Kinder- und Jugendschutz / Flucht und Migration

Staatsministerin Böhmer fordert Abschiebeschutz für gut integrierte junge Ausländer

"Jedes Kind in unserem Land hat eine Chance verdient. Das gilt insbesondere für ausländische Heranwachsende, die die deutsche Sprache beherrschen, gute Schulleistungen vorweisen können und sich bei uns einbringen wollen. Gute Integrationsleistungen sollten anerkannt werden. Deshalb appelliere ich an die Innenminister von Bund und Ländern, für diese Kinder und Jugendlichen einen sofortigen Abschiebestopp anzuordnen. Durch eine solche Regelung werden die Betroffenen ermutigt, sich weiter aktiv in unserem Land zu engagieren. Die Innenministerkonferenz sollte jetzt dieses wichtige integrationspolitische Signal setzen", forderte die Integrationsbeauftragte der Bundesregierung.

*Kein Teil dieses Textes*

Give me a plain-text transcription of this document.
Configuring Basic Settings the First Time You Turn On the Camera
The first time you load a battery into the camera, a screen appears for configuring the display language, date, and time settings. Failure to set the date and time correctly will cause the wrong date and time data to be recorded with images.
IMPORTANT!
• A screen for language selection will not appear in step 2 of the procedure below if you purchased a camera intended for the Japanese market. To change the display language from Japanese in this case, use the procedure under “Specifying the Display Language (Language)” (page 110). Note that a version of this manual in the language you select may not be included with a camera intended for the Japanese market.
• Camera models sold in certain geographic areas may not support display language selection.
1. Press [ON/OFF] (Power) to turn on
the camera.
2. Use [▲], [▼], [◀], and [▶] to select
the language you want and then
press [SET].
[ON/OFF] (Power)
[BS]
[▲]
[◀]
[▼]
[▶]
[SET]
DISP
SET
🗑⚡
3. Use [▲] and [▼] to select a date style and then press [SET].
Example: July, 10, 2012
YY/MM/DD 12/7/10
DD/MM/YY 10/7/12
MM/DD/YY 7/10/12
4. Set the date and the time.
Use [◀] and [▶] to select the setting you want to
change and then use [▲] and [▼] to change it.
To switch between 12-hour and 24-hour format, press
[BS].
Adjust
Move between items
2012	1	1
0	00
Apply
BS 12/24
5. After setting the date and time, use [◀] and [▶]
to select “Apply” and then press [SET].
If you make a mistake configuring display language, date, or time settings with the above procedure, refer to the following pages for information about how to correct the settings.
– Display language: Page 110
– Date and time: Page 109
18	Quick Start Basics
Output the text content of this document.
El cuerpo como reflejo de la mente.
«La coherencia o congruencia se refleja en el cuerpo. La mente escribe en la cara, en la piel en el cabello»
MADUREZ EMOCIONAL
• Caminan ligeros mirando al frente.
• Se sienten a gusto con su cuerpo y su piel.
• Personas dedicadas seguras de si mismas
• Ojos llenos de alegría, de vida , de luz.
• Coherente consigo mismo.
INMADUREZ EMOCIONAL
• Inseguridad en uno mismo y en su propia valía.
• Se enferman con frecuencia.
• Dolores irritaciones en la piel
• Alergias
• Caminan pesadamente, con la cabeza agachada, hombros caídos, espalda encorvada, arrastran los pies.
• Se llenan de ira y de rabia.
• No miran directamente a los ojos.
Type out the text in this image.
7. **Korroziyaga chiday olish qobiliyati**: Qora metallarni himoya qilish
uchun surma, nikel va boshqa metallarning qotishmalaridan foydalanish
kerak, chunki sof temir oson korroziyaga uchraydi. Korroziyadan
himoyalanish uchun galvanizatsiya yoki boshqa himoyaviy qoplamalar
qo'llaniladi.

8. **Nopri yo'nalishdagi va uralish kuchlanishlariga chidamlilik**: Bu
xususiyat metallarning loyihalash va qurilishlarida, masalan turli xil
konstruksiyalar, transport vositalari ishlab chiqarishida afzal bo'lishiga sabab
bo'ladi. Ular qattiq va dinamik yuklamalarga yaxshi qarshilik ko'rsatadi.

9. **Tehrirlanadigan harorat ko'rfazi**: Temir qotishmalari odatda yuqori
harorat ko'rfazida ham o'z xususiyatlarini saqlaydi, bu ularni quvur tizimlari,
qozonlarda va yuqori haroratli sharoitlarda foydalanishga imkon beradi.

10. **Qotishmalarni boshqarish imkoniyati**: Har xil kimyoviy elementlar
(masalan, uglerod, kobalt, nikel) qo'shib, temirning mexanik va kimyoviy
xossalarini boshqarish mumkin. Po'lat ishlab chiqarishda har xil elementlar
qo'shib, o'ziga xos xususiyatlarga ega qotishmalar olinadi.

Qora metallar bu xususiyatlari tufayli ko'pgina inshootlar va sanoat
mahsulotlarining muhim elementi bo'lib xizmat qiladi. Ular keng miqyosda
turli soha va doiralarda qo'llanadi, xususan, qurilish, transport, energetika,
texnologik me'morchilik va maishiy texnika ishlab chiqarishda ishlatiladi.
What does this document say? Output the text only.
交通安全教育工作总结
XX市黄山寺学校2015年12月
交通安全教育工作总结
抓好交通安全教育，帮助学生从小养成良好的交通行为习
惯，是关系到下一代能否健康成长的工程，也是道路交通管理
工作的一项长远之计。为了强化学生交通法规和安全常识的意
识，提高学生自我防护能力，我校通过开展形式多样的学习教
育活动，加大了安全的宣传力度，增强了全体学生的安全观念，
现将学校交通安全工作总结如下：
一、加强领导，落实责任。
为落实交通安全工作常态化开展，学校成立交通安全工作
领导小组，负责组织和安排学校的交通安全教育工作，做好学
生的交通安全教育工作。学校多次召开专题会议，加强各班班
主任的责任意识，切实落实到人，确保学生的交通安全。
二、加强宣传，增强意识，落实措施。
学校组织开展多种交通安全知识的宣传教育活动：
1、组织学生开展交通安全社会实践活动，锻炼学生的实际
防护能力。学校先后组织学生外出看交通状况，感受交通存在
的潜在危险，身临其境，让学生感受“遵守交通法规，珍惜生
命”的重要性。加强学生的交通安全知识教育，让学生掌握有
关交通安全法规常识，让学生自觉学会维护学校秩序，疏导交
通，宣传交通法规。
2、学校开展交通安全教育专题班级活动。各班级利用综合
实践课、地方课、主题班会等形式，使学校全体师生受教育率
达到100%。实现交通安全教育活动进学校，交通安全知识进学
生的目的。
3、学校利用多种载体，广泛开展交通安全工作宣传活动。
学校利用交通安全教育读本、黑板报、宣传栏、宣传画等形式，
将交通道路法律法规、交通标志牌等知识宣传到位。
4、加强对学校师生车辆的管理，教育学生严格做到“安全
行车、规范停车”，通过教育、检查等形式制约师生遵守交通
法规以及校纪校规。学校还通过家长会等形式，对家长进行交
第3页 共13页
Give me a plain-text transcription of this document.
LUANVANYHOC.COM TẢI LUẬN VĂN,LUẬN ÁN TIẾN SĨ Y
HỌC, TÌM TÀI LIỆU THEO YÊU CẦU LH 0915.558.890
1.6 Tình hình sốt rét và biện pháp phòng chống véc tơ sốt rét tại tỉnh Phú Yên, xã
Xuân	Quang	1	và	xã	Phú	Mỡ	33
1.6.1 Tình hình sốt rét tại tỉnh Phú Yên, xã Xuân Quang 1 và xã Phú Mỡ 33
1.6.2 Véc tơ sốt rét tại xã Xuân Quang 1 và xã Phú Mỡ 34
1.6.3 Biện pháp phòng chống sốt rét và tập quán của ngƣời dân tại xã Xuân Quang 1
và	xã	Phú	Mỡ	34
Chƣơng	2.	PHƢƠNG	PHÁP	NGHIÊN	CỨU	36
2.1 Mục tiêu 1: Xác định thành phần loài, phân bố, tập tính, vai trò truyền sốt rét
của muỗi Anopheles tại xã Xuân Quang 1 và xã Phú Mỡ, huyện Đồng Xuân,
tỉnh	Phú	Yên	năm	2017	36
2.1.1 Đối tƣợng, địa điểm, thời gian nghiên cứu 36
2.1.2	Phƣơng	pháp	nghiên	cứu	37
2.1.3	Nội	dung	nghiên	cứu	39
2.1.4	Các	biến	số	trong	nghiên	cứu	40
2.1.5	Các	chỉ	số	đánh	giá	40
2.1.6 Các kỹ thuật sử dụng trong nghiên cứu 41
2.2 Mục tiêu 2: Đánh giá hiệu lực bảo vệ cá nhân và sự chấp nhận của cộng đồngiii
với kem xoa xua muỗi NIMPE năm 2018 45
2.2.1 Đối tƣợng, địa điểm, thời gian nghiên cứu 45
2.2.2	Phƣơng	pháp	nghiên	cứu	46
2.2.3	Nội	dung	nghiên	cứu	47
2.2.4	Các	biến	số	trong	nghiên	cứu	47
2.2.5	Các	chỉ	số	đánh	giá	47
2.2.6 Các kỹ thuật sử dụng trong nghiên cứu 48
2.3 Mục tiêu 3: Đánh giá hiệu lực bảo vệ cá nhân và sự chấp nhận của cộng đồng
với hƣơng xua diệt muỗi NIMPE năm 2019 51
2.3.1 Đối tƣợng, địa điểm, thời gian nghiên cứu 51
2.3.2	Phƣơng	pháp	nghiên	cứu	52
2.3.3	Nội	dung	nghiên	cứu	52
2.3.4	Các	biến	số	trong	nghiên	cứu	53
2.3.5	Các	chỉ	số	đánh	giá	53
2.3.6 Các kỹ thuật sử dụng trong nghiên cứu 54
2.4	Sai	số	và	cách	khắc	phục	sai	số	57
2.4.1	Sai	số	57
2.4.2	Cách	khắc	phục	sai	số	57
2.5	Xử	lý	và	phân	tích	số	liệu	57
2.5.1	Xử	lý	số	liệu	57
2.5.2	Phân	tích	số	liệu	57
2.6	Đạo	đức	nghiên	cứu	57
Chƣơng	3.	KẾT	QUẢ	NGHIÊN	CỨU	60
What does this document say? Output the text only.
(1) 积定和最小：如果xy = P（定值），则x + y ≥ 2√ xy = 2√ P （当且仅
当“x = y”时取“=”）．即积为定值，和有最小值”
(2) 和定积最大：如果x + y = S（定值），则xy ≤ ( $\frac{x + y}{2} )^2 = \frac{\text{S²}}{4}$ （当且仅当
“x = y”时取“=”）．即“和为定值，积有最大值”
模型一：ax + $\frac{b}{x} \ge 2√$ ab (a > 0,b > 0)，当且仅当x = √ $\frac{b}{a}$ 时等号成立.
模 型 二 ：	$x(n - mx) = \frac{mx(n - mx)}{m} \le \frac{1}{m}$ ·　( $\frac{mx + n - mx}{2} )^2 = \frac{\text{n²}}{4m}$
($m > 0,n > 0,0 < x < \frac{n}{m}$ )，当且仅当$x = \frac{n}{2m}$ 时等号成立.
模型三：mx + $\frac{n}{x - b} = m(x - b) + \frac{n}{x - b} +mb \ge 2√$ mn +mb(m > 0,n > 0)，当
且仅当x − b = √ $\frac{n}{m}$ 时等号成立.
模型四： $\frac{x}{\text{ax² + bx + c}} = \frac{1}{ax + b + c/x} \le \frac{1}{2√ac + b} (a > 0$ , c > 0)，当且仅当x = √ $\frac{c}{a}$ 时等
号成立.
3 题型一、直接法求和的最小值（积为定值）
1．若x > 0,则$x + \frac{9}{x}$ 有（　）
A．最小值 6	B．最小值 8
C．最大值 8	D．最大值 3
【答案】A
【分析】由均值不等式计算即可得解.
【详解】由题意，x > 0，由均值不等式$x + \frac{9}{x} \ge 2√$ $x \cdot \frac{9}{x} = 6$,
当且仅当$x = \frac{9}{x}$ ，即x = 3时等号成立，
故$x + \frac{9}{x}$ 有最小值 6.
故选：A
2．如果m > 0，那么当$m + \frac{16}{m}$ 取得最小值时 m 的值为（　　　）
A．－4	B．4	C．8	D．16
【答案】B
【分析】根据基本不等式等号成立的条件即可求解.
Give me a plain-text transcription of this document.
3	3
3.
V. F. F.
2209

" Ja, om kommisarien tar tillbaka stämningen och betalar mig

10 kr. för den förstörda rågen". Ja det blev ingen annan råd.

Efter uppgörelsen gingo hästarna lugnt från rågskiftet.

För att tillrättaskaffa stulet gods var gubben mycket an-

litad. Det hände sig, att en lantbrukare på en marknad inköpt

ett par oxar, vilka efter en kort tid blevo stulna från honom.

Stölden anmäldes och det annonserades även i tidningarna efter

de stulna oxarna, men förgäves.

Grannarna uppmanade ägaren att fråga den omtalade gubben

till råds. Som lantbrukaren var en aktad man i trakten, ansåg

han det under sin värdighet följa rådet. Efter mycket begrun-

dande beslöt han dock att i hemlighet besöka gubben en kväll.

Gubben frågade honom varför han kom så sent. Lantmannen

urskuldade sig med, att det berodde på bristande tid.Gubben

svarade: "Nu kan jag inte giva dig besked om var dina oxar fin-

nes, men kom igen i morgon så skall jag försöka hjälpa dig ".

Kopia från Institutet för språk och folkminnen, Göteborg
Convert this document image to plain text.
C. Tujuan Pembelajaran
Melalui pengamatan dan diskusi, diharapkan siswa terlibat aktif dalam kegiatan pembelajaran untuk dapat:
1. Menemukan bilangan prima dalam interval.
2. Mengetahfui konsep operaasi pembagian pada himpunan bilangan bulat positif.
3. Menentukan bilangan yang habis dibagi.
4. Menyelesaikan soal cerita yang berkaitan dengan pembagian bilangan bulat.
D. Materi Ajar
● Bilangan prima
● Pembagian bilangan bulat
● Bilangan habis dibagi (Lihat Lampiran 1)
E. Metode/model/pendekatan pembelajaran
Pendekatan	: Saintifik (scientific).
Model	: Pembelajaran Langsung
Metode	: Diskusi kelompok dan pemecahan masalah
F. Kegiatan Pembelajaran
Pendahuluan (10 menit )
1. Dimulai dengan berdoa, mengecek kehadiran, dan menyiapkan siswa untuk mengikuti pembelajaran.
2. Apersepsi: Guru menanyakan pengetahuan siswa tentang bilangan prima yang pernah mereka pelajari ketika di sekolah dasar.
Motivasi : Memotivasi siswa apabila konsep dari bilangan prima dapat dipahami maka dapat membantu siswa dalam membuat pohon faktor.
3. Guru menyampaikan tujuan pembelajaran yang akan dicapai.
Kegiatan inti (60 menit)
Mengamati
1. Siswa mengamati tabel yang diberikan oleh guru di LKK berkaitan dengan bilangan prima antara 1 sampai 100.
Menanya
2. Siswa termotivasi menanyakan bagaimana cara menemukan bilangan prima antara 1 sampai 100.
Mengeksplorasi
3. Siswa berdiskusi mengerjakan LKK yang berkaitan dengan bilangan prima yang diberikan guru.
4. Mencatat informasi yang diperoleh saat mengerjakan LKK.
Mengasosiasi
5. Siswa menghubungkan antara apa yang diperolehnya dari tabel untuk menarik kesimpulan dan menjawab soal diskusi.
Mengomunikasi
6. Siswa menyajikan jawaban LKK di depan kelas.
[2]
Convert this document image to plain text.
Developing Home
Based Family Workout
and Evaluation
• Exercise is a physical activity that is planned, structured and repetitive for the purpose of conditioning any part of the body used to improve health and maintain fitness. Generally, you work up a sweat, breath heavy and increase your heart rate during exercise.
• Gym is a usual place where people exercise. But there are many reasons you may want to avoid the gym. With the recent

Zugleich sprach sich Böhmer dafür aus, im Aufenthaltsgesetz für gut integrierte Kinder ein eigenständiges Bleiberecht zu verankern. "Bisher werden diese Kinder und Jugendlichen für Versäumnisse ihrer Eltern verantwortlich gemacht- unabhängig davon, ob sie selbst bereits in unserer Gesellschaft integriert sind. Diese pauschale Mithaftung sollte durch ein eigenständiges Bleiberecht ersetzt werden. Dafür setze ich mich schon seit Jahren mit großer Intensität ein", betonte Böhmer.

"Im Interesse der Kinder ist es unverzichtbar, dass sie bei ihren Eltern aufwachsen können. Familien dürfen nicht auseinandergerissen werden. Deshalb halte ich es für notwendig, das Bleiberecht der Eltern in allen Fällen bis zur Volljährigkeit der Kinder zu verlängern", so die Staatsministerin.

"Die Innenminister haben es jetzt in der Hand, gut integrierten Kindern und Jugendlichen aus Flüchtlingsfamilien eine dauerhafte Perspektive in unserem Land zu geben. Wer Ja sagt zu Deutschland und sich anstrengt, hier Fuß zu fassen, sollte willkommen sein - unabhängig von seiner Herkunft und seinem Status."